Treatment with a PPARδ agonist increases insulin sensitivity in db/db mice. PPARδ ligand treatment increased RER (A) and improved performance in the glucose-tolerance test (B) and insulin-tolerance test (C) in db/db mice (n = 10). In the insulin-tolerance test, glucose levels after insulin injection were presented as the percentage of initial glucose concentrations. (D–G) Euglycemic–hyperinsulinemic clamp in db/db mice, showing improved insulin sensitivity in multiple tissues after ligand treatment. PPARδ ligand-treated mice have a higher glucose infusion rate (GIR) (D), decreased hepatic glucose production (HGP) (F), increased insulin stimulated-glucose disposal rate (IS-GDR) (G), and lower free fatty acid levels after clamp (F). Vehicle (□); GW501516 (■); ∗, P < 0.05

Fig. 3.

PPARδ regulates hepatic glucose and fatty acid homeostasis through direct transcriptional regulation. (A) Q-PCR analyses demonstrating increased ACCβ expression in livers of GW-treated db/db mice (Left). GW had no effects on levels of SREBP-1c (Center) or HMG-CoA reductase (Right). (B) The 5′ regulatory regions of the human ACCβ gene. ACCβ is controlled by two promoters. A putative PPARδ response element (PPRE) was identified in the promoter I (−480 to −468, relative to the transcriptional starting site). Residues that were mutated in the reporter construct [PI (0.58 kb/M)] are indicated. (C) ACCβ is a direct target gene of PPARδ. HepG2 cells were cotransfected with a luciferase reporter driven by the promoter I or II of the ACCβ gene, together with control vectors or expression vectors for PPARδ and the heterodimer partner RXRα, as well as a β-galactosidase internal control.
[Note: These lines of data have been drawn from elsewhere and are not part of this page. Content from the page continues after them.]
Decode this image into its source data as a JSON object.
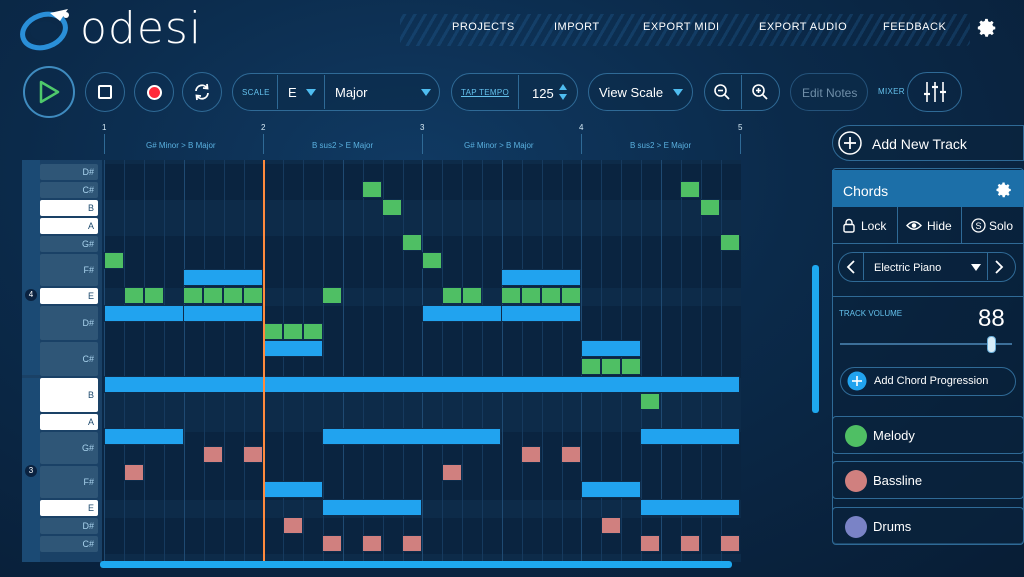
{
  "app": {
    "name": "odesi"
  },
  "nav": {
    "items": [
      "PROJECTS",
      "IMPORT",
      "EXPORT MIDI",
      "EXPORT AUDIO",
      "FEEDBACK"
    ]
  },
  "toolbar": {
    "scale_label": "SCALE",
    "scale_key": "E",
    "scale_mode": "Major",
    "tap_tempo_label": "TAP TEMPO",
    "tempo": "125",
    "view_scale": "View Scale",
    "edit_notes": "Edit Notes",
    "mixer_label": "MIXER"
  },
  "timeline": {
    "bars": [
      "1",
      "2",
      "3",
      "4",
      "5"
    ],
    "chords": [
      "G# Minor > B Major",
      "B sus2 > E Major",
      "G# Minor > B Major",
      "B sus2 > E Major"
    ]
  },
  "piano": {
    "keys": [
      {
        "label": "D#",
        "type": "b"
      },
      {
        "label": "C#",
        "type": "b"
      },
      {
        "label": "B",
        "type": "w"
      },
      {
        "label": "A",
        "type": "w"
      },
      {
        "label": "G#",
        "type": "b"
      },
      {
        "label": "F#",
        "type": "b"
      },
      {
        "label": "E",
        "type": "w"
      },
      {
        "label": "D#",
        "type": "b"
      },
      {
        "label": "C#",
        "type": "b"
      },
      {
        "label": "B",
        "type": "w"
      },
      {
        "label": "A",
        "type": "w"
      },
      {
        "label": "G#",
        "type": "b"
      },
      {
        "label": "F#",
        "type": "b"
      },
      {
        "label": "E",
        "type": "w"
      },
      {
        "label": "D#",
        "type": "b"
      },
      {
        "label": "C#",
        "type": "b"
      }
    ],
    "octaves": [
      "4",
      "3"
    ]
  },
  "panel": {
    "add_track": "Add New Track",
    "track_title": "Chords",
    "lock": "Lock",
    "hide": "Hide",
    "solo": "Solo",
    "instrument": "Electric Piano",
    "volume_label": "TRACK VOLUME",
    "volume": "88",
    "volume_level": 0.88,
    "add_progression": "Add Chord Progression",
    "tracks": [
      {
        "name": "Melody",
        "color": "#4fbf64"
      },
      {
        "name": "Bassline",
        "color": "#d0807f"
      },
      {
        "name": "Drums",
        "color": "#7a83c6"
      }
    ]
  },
  "colors": {
    "accent": "#21a3ef",
    "chord_note": "#21a3ef",
    "melody_note": "#4fbf64",
    "bass_note": "#d0807f",
    "playhead": "#ff8a3d"
  }
}
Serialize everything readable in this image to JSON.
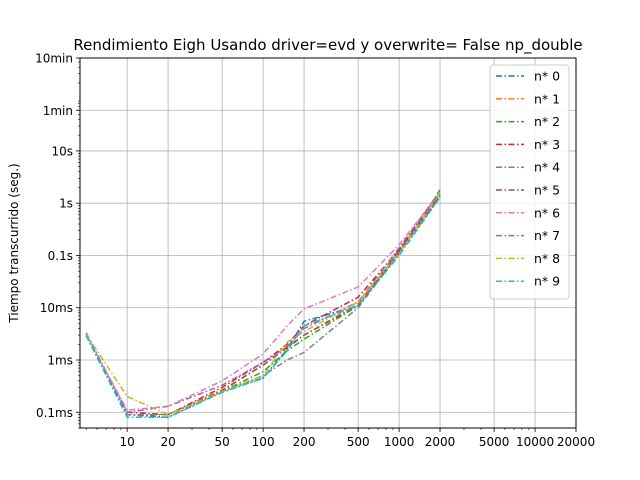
{
  "chart_data": {
    "type": "line",
    "title": "Rendimiento   Eigh Usando driver=evd y overwrite= False np_double",
    "xlabel": "",
    "ylabel": "Tiempo transcurrido (seg.)",
    "xscale": "log",
    "yscale": "log",
    "xlim": [
      4.5,
      20000
    ],
    "ylim": [
      5e-05,
      600
    ],
    "grid": true,
    "legend_position": "top-right",
    "x_ticks": [
      {
        "value": 10,
        "label": "10"
      },
      {
        "value": 20,
        "label": "20"
      },
      {
        "value": 50,
        "label": "50"
      },
      {
        "value": 100,
        "label": "100"
      },
      {
        "value": 200,
        "label": "200"
      },
      {
        "value": 500,
        "label": "500"
      },
      {
        "value": 1000,
        "label": "1000"
      },
      {
        "value": 2000,
        "label": "2000"
      },
      {
        "value": 5000,
        "label": "5000"
      },
      {
        "value": 10000,
        "label": "10000"
      },
      {
        "value": 20000,
        "label": "20000"
      }
    ],
    "y_ticks": [
      {
        "value": 0.0001,
        "label": "0.1ms"
      },
      {
        "value": 0.001,
        "label": "1ms"
      },
      {
        "value": 0.01,
        "label": "10ms"
      },
      {
        "value": 0.1,
        "label": "0.1s"
      },
      {
        "value": 1,
        "label": "1s"
      },
      {
        "value": 10,
        "label": "10s"
      },
      {
        "value": 60,
        "label": "1min"
      },
      {
        "value": 600,
        "label": "10min"
      }
    ],
    "x": [
      5,
      10,
      20,
      50,
      100,
      150,
      200,
      500,
      1000,
      2000
    ],
    "series": [
      {
        "name": "n* 0",
        "color": "#1f77b4",
        "values": [
          0.003,
          9e-05,
          8e-05,
          0.00025,
          0.00045,
          0.0016,
          0.0055,
          0.011,
          0.12,
          1.4
        ]
      },
      {
        "name": "n* 1",
        "color": "#ff7f0e",
        "values": [
          0.003,
          9e-05,
          9e-05,
          0.00027,
          0.0008,
          0.0018,
          0.003,
          0.012,
          0.13,
          1.5
        ]
      },
      {
        "name": "n* 2",
        "color": "#2ca02c",
        "values": [
          0.003,
          9e-05,
          9e-05,
          0.00025,
          0.0006,
          0.0015,
          0.0025,
          0.011,
          0.11,
          1.8
        ]
      },
      {
        "name": "n* 3",
        "color": "#d62728",
        "values": [
          0.003,
          0.0001,
          9e-05,
          0.0003,
          0.0009,
          0.002,
          0.0045,
          0.016,
          0.13,
          1.6
        ]
      },
      {
        "name": "n* 4",
        "color": "#9467bd",
        "values": [
          0.0033,
          0.0001,
          0.00013,
          0.00033,
          0.0009,
          0.0018,
          0.004,
          0.013,
          0.14,
          1.7
        ]
      },
      {
        "name": "n* 5",
        "color": "#8c564b",
        "values": [
          0.003,
          9e-05,
          9e-05,
          0.00026,
          0.0008,
          0.0017,
          0.003,
          0.011,
          0.12,
          1.5
        ]
      },
      {
        "name": "n* 6",
        "color": "#e377c2",
        "values": [
          0.003,
          0.00011,
          0.00013,
          0.0004,
          0.0013,
          0.0045,
          0.0095,
          0.025,
          0.16,
          1.6
        ]
      },
      {
        "name": "n* 7",
        "color": "#7f7f7f",
        "values": [
          0.003,
          9e-05,
          9e-05,
          0.00025,
          0.0005,
          0.001,
          0.0014,
          0.01,
          0.11,
          1.3
        ]
      },
      {
        "name": "n* 8",
        "color": "#bcbd22",
        "values": [
          0.0031,
          0.0002,
          9e-05,
          0.00025,
          0.0005,
          0.0022,
          0.0035,
          0.013,
          0.11,
          1.6
        ]
      },
      {
        "name": "n* 9",
        "color": "#17becf",
        "values": [
          0.0029,
          8e-05,
          8e-05,
          0.00024,
          0.00045,
          0.0015,
          0.0045,
          0.011,
          0.1,
          1.3
        ]
      }
    ]
  }
}
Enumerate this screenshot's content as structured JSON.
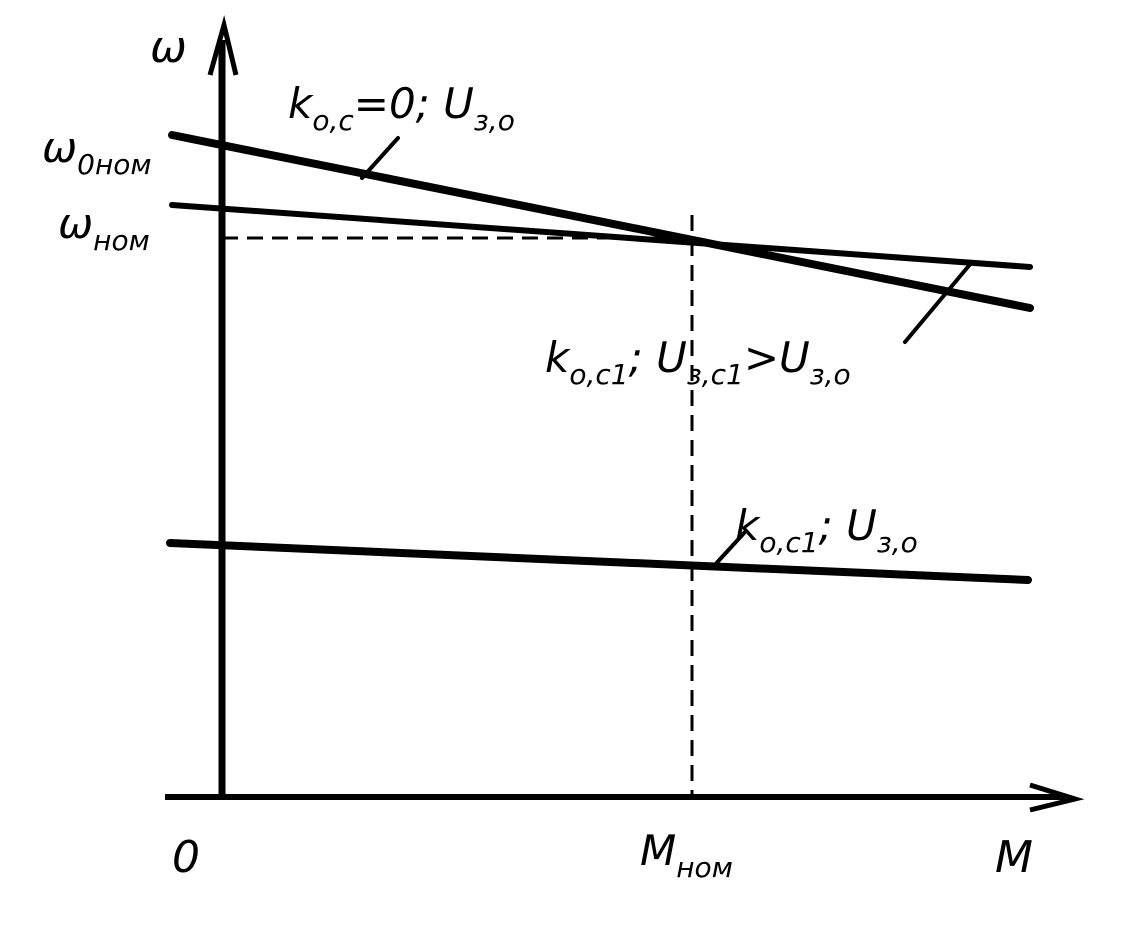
{
  "axes": {
    "y": "ω",
    "x": "M",
    "origin": "0"
  },
  "y_marks": [
    {
      "main": "ω",
      "sub": "0ном"
    },
    {
      "main": "ω",
      "sub": "ном"
    }
  ],
  "x_marks": [
    {
      "main": "M",
      "sub": "ном"
    }
  ],
  "curves": [
    {
      "label": [
        {
          "text": "k",
          "sub": "о,с"
        },
        {
          "text": "=0; U",
          "sub": "з,о"
        }
      ]
    },
    {
      "label": [
        {
          "text": "k",
          "sub": "о,с1"
        },
        {
          "text": "; U",
          "sub": "з,с1"
        },
        {
          "text": ">U",
          "sub": "з,о"
        }
      ]
    },
    {
      "label": [
        {
          "text": "k",
          "sub": "о,с1"
        },
        {
          "text": "; U",
          "sub": "з,о"
        }
      ]
    }
  ]
}
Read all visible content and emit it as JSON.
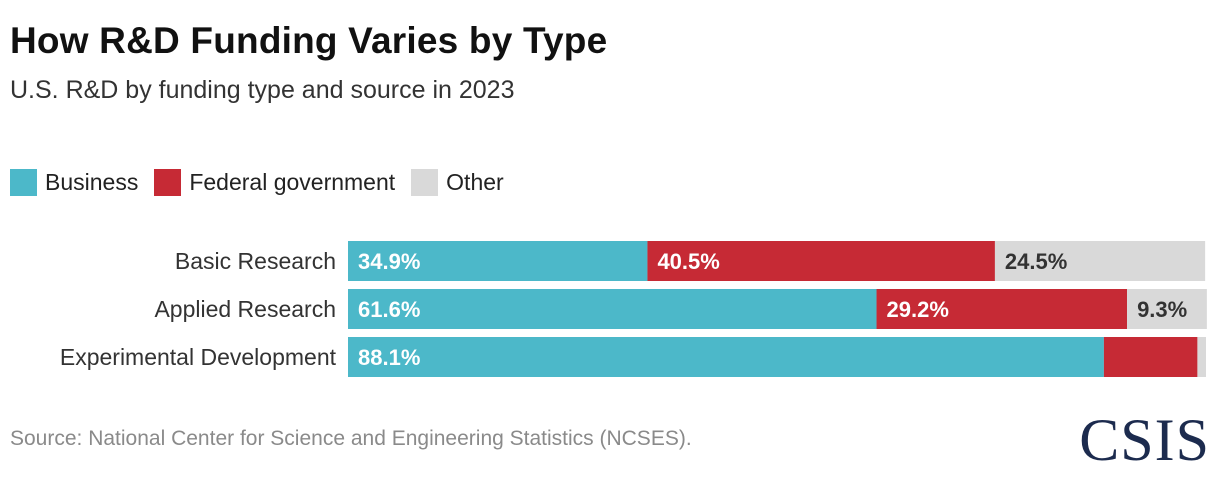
{
  "title": "How R&D Funding Varies by Type",
  "subtitle": "U.S. R&D by funding type and source in 2023",
  "source": "Source: National Center for Science and Engineering Statistics (NCSES).",
  "logo": "CSIS",
  "legend": [
    {
      "name": "Business",
      "color": "#4cb8c9"
    },
    {
      "name": "Federal government",
      "color": "#c62a35"
    },
    {
      "name": "Other",
      "color": "#d9d9d9"
    }
  ],
  "chart_data": {
    "type": "bar",
    "orientation": "horizontal",
    "stacked": true,
    "categories": [
      "Basic Research",
      "Applied Research",
      "Experimental Development"
    ],
    "series": [
      {
        "name": "Business",
        "color": "#4cb8c9",
        "values": [
          34.9,
          61.6,
          88.1
        ],
        "labels": [
          "34.9%",
          "61.6%",
          "88.1%"
        ]
      },
      {
        "name": "Federal government",
        "color": "#c62a35",
        "values": [
          40.5,
          29.2,
          10.9
        ],
        "labels": [
          "40.5%",
          "29.2%",
          ""
        ]
      },
      {
        "name": "Other",
        "color": "#d9d9d9",
        "values": [
          24.5,
          9.3,
          1.0
        ],
        "labels": [
          "24.5%",
          "9.3%",
          ""
        ]
      }
    ],
    "xlim": [
      0,
      100
    ],
    "title": "How R&D Funding Varies by Type",
    "subtitle": "U.S. R&D by funding type and source in 2023",
    "xlabel": "",
    "ylabel": "",
    "grid": false,
    "legend_position": "top-left"
  }
}
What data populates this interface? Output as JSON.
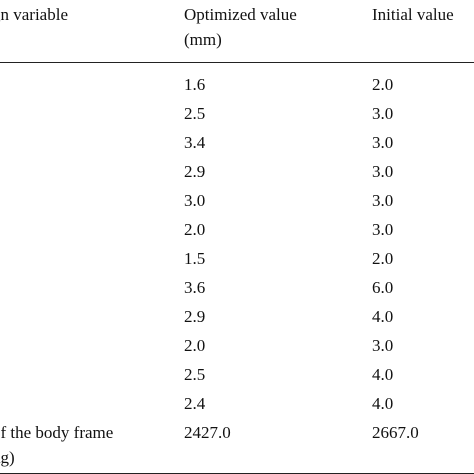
{
  "table": {
    "header": [
      [
        "gn variable"
      ],
      [
        "Optimized value",
        "(mm)"
      ],
      [
        "Initial value"
      ]
    ],
    "rows": [
      [
        [],
        [
          "1.6"
        ],
        [
          "2.0"
        ]
      ],
      [
        [],
        [
          "2.5"
        ],
        [
          "3.0"
        ]
      ],
      [
        [],
        [
          "3.4"
        ],
        [
          "3.0"
        ]
      ],
      [
        [],
        [
          "2.9"
        ],
        [
          "3.0"
        ]
      ],
      [
        [],
        [
          "3.0"
        ],
        [
          "3.0"
        ]
      ],
      [
        [],
        [
          "2.0"
        ],
        [
          "3.0"
        ]
      ],
      [
        [],
        [
          "1.5"
        ],
        [
          "2.0"
        ]
      ],
      [
        [],
        [
          "3.6"
        ],
        [
          "6.0"
        ]
      ],
      [
        [],
        [
          "2.9"
        ],
        [
          "4.0"
        ]
      ],
      [
        [],
        [
          "2.0"
        ],
        [
          "3.0"
        ]
      ],
      [
        [],
        [
          "2.5"
        ],
        [
          "4.0"
        ]
      ],
      [
        [],
        [
          "2.4"
        ],
        [
          "4.0"
        ]
      ],
      [
        [
          "of the body frame",
          "kg)"
        ],
        [
          "2427.0"
        ],
        [
          "2667.0"
        ]
      ]
    ]
  }
}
Cells were treated with GW at 0.1 μM for 16 h. PPARδ increases the activity of the promoter I in a PPRE-dependent manner. PI (0.58 kb), the luciferase reporter driven by 0.58-kb 5′ upstream region of the promoter; I, PI (0.58 kb/M); 0.58-kb promoter I with PPRE mutations; PII (1.3 kb), 1.3-kb promoter II.

Fig. 4.

PPARδ promotes glucose flux to the pentose phosphate pathway and fatty acid synthesis in liver. (A) PPARδ ligand activates the pentose phosphate pathway. GW treatment increases the activity of glucose-6-phosphate dehydrogenase, the first enzyme in the pentose phosphate pathway, by 2-fold. The activities were determined by NADPH produced (OD 340 nm) by using liver lysates from vehicle or GW-treated db/db mice (n = 10). (B) PPARδ increases hepatic glucose-to-fatty acid conversion. Primary hepatocytes were isolated from vehicle or GW-treated db/db mice and loaded with [¹⁴C]glucose. The amount of glucose-derived fatty acid was determined by the radioactivity recovered from the organic phase after lipid extraction and was normalized to protein concentration. (C) Increased hepatic TG, but not cholesterol, content in ligand-treated db/db mice. (D) PPARδ increases β-oxidation in muscle. Soleus muscle strips were isolated from vehicle or GW-treated db/db mice and loaded with [³H]palmitic acid. The catabolic rate was determined by measuring the fatty acid β-oxidation product ³H₂O and normalized to tissue weight. Vehicle (□); GW501516 (■); ∗, P < 0.05.